Die Herbstdelegiertenversammlung der Psychotherapeutenkammer fand in 2014 erst sehr spät im Jahr statt. Dies erklärte sich damit, dass die erstmalige Verabschiedung einer Weiterbildungsordnung im Mittelpunkt stehen sollte und diese sich aber an die Musterweiterbildungsordnung (MWBO) der Bundespsychotherapeutenkammer anlehnen sollte. Beim 25. Deutschen Psychotherapeutentag am 25. November stand aber gerade diese MWBO zur Diskussion bzw. sollte einige grundlegende Veränderungen erhalten. Insofern war der zeitliche Abstand zwischen beiden Veranstaltungen eher recht knapp, wenn die beschlossenen Ergebnisse der einen Veranstaltung erst noch für die andere aufbereitet und in Beschlussvorlagen umgesetzt werden sollten. Die DV fand erstmal in den neuen Räumen der Kammergeschäftsstelle am Hirschgarten statt, in einem modernen, funktional geschnittenen und gerade fertig gestellten Bürogebäude. Der Sitzungsraum der Kammer, der eher für mittelgroße Gruppen gedacht ist, war knapp ausreichend für die ca. 50 Teilnehmer der Sitzung, jedoch bot dieser Sitzungsort die gute Gelegenheit, den Delegierten die Arbeit der Geschäftsstelle vor Ort zu erläutern und die Kammer „anfassbar“ zu machen.

Beitragserhöhung

Nach sieben Jahren ohne Beitragserhöhung war auch dieses Thema mal wieder dran. Die vom Vorstand vorgeschlagene Erhöhung der Kammerbeiträge wurde diskutiert, aber nicht so heftig, wie schon zuvor, weil es einen Konsens gab, dass die Kammer für ihre engagierte Arbeit auch entsprechende Finanzmittel benötigt (und es in dem Bezugszeitraum bereits ein  aufsummierte Inflation von ca. 15% gegeben habe). Im Ergebnis wird der Beitrag für alle Beitragsgruppen um ca. 45 € erhöht, so dass der Jahreshöchstbetrag nun bei 435 Euro liegt. Auch die Gebührenordnung, z.B. für die Bearbeitung von Fortbildungsanträgen o.ä. wurde angepasst, das heißt meist erhöht, einige Posten wurden neu eingeführt.

Weiterbildungsordnung

Eng angelehnt an den Text der Musterweiterbildungsordnung der BPtK wurde dann auch noch die erste Weiterbildungsordnung der PTK diskutiert und letztlich verabschiedet. In Bayern gibt es nun Weiterbildungen in den Bereichen Klinische Neuropsychologie, Systemische Therapie und Gesprächspsychotherapie. Bei der Beratung über den vorgelegten Entwurf wurden (kleine) Missstimmungen deutlich, weil der Vorstand den vom Weiterbildungsausschuss vorgeschlagenen Entwurf weiterentwickelt (verändert) hatte und – ohne Rücksprache mit dem zuständigen Ausschuss – der Delegiertenversammlung vorgelegt hatte. Von Seiten des  Vorstands wurde deutlich gemacht, dass dieser Formfehler der knappen Zeit (siehe oben) geschuldet war, aber tatsächlich eigentlich hätte vermieden werden sollen.
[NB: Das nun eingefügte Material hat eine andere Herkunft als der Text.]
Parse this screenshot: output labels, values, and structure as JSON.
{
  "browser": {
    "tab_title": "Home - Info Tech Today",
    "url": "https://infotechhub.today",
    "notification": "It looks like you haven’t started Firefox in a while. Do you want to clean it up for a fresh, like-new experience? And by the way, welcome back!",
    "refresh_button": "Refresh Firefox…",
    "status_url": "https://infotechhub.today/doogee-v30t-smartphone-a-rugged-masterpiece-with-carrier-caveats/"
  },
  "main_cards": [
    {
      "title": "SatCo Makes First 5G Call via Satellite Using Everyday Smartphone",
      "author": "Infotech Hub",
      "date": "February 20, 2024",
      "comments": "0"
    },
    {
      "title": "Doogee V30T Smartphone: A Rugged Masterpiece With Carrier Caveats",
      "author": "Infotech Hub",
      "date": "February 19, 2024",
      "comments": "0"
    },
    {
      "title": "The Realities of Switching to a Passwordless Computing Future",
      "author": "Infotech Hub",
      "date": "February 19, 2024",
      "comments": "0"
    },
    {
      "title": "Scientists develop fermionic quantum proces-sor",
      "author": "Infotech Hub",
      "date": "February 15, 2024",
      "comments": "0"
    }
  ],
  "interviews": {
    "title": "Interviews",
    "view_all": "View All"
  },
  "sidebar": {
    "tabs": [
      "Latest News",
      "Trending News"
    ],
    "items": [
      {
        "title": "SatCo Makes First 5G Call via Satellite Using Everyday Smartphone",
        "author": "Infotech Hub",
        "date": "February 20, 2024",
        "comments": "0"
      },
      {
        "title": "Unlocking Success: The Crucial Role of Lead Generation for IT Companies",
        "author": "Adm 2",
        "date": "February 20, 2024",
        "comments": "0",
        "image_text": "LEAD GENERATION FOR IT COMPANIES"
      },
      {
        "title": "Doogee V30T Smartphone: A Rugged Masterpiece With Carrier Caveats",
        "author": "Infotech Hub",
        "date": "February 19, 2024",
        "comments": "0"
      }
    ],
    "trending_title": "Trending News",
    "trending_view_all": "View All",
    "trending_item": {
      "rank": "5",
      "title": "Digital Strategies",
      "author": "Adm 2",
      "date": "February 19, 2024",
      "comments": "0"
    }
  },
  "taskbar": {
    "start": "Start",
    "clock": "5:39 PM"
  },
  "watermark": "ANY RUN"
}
Am Rande sei erwähnt, dass die bayerische Weiterbildungsordnung der PTK – was die Genderisierung angeht – vermutlich die modernste Satzung/Ordnung einer Psychotherapeutenkammer darstellt: Im Text sind bei Personen und Berufsbezeichnungen nicht nur durchgehend Männer und Frauen genannt worden, zudem wird in einer Fußnote erwähnt, dass alle Personenbezeichnungen für Männer, Frauen und Andere gelten.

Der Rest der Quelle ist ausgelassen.